Au départ, le programme avait suscité beaucoup d’espoirs au sein des populations. Mais au fil du temps, les populations ont eu le sentiment qu’elles ont été arnaquées. La preuve est qu’un supposé virement de 65 milliards F CFA à la Banque centrale des Etats de l’Afrique de l’Ouest (BCEAO) à Ouagadougou est resté sans suite. Le doute persiste quant à la réalité de cette transaction. A la BCEAO, pas la moindre trace de ces fonds. Contacté au téléphone, un cadre de la banque exige des preuves comme le message de virement, le numéro du compte et le nom du bénéficiaire. Ces informations, elles sont pour le moins introuvables à FMI-BF. En apprenant que le compte de la structure a été crédité de plusieurs milliards, Jérémie Sawadogo, directeur de suivi et communication de FMI-BF s’affiche tout sourire. A propos de l’effectivité de ce transfert, il se contente d’une réponse quelque peu ambigüe. « Ce qui est sûr, j’ai vu un document qui montre qu’il y a eu un virement. Est-ce un document authentique ou pas, je n’en sais rien », atteste-t-il. De ce qui précède, il y a anguille sous roche. Même au sein de la boîte, les uns et les autres sont habités par le doute. «A notre grande surprise, l’argent n’a jamais été débloqué ou du moins, on ne sait même pas s’il est réel ou pas», avoue M. Sawadogo. Quelques jours plus tard, les populations entendent un autre son de cloche. Comme quoi, l’Etat burkinabè a saisi le compte bancaire de la structure. Pour quel intérêt et pour quelle raison ? Mystère et boule de gomme. « Ils nous ont demandé de prier pour que la situation se décante », se souvient le catéchiste de Mouni, Dieudonné Wend-Kouni Sawadogo.
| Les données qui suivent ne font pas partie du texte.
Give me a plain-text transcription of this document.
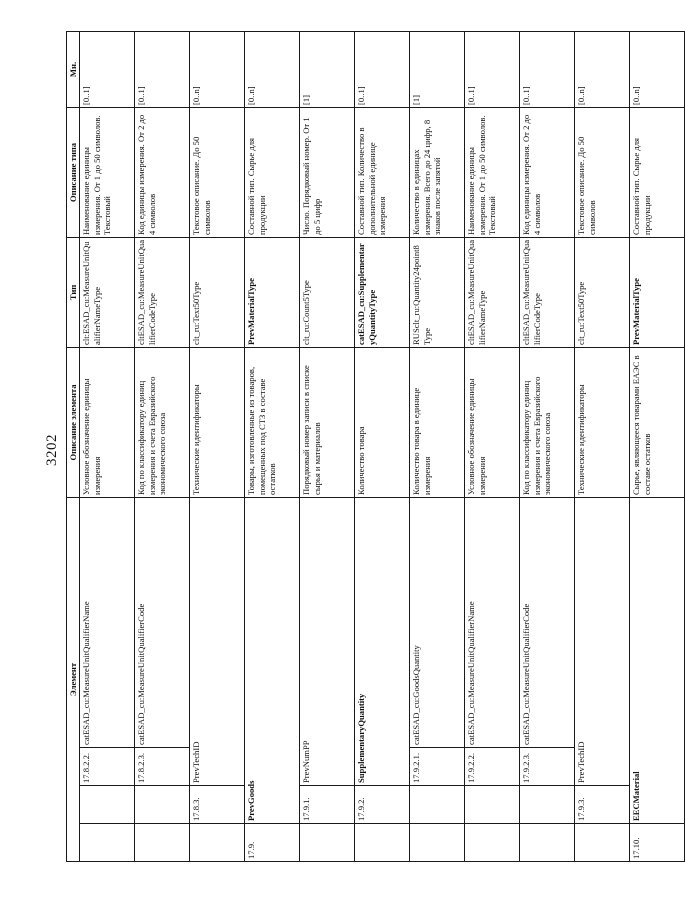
3202
Элемент				Описание элемента	Тип	Описание типа	Мн.
		17.8.2.2.	catESAD_cu:MeasureUnitQualifierName	Условное обозначение единицы измерения	clt:ESAD_cu:MeasureUnitQualifierNameType	Наименование единицы измерения. От 1 до 50 символов. Текстовый	[0..1]
		17.8.2.3.	catESAD_cu:MeasureUnitQualifierCode	Код по классификатору единиц измерения и счета Евразийского экономического союза	cltESAD_cu:MeasureUnitQualifierCodeType	Код единицы измерения. От 2 до 4 символов	[0..1]
	17.8.3.	PrevTechID		Технические идентификаторы	clt_ru:Text50Type	Текстовое описание. До 50 символов	[0..n]
17.9.	PrevGoods			Товары, изготовленные из товаров, помещенных под СТЗ в составе остатков	PrevMaterialType	Составной тип. Сырье для продукции	[0..n]
	17.9.1.	PrevNumPP		Порядковый номер записи в списке сырья и материалов	clt_ru:Count5Type	Число. Порядковый номер. От 1 до 5 цифр	[1]
	17.9.2.	SupplementaryQuantity		Количество товара	catESAD_cu:SupplementaryQuantityType	Составной тип. Количество в дополнительной единице измерения	[0..1]
		17.9.2.1.	catESAD_cu:GoodsQuantity	Количество товара в единице измерения	RUSclt_ru:Quantity24point8Type	Количество в единицах измерения. Всего до 24 цифр, 8 знаков после запятой	[1]
		17.9.2.2.	catESAD_cu:MeasureUnitQualifierName	Условное обозначение единицы измерения	cltESAD_cu:MeasureUnitQualifierNameType	Наименование единицы измерения. От 1 до 50 символов. Текстовый	[0..1]
		17.9.2.3.	catESAD_cu:MeasureUnitQualifierCode	Код по классификатору единиц измерения и счета Евразийского экономического союза	cltESAD_cu:MeasureUnitQualifierCodeType	Код единицы измерения. От 2 до 4 символов	[0..1]
	17.9.3.	PrevTechID		Технические идентификаторы	clt_ru:Text50Type	Текстовое описание. До 50 символов	[0..n]
17.10.	EECMaterial			Сырье, являющееся товарами ЕАЭС в составе остатков	PrevMaterialType	Составной тип. Сырье для продукции	[0..n]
L’ONG se mue en un institut de micro finance

Au cours de l’année 2020, des villageois ont été conviés à la maison des jeunes de Boussé par les responsables de l’ONG pour se voir signifier que les partenaires avec qui ils étaient en contact sont partis. L’annonce a fait l’effet d’une bombe. Pour calmer les participants déjà en colère, ils affirment qu’ils ont eu de nouveaux partenaires en l’occurrence, un Libanais et un Ivoirien, qui sont prêts à délier les cordons de la bourse. Par ce subterfuge, ils sont parvenus à se soustraire de la furie des populations. Quant au bailleur providentiel (ndlr :UM), il explique son départ par le fait qu’il n’y a pas eu de résultats et qu’en plus, les responsables de FMI-BF travaillent pour leur « ventre ». Or, c’est cette même UM qui devrait débloquer les fonds nécessaires pour lui permettre de travailler. A l’évidence, FMI-BF et UM ne semblent pas jouer franc-jeu.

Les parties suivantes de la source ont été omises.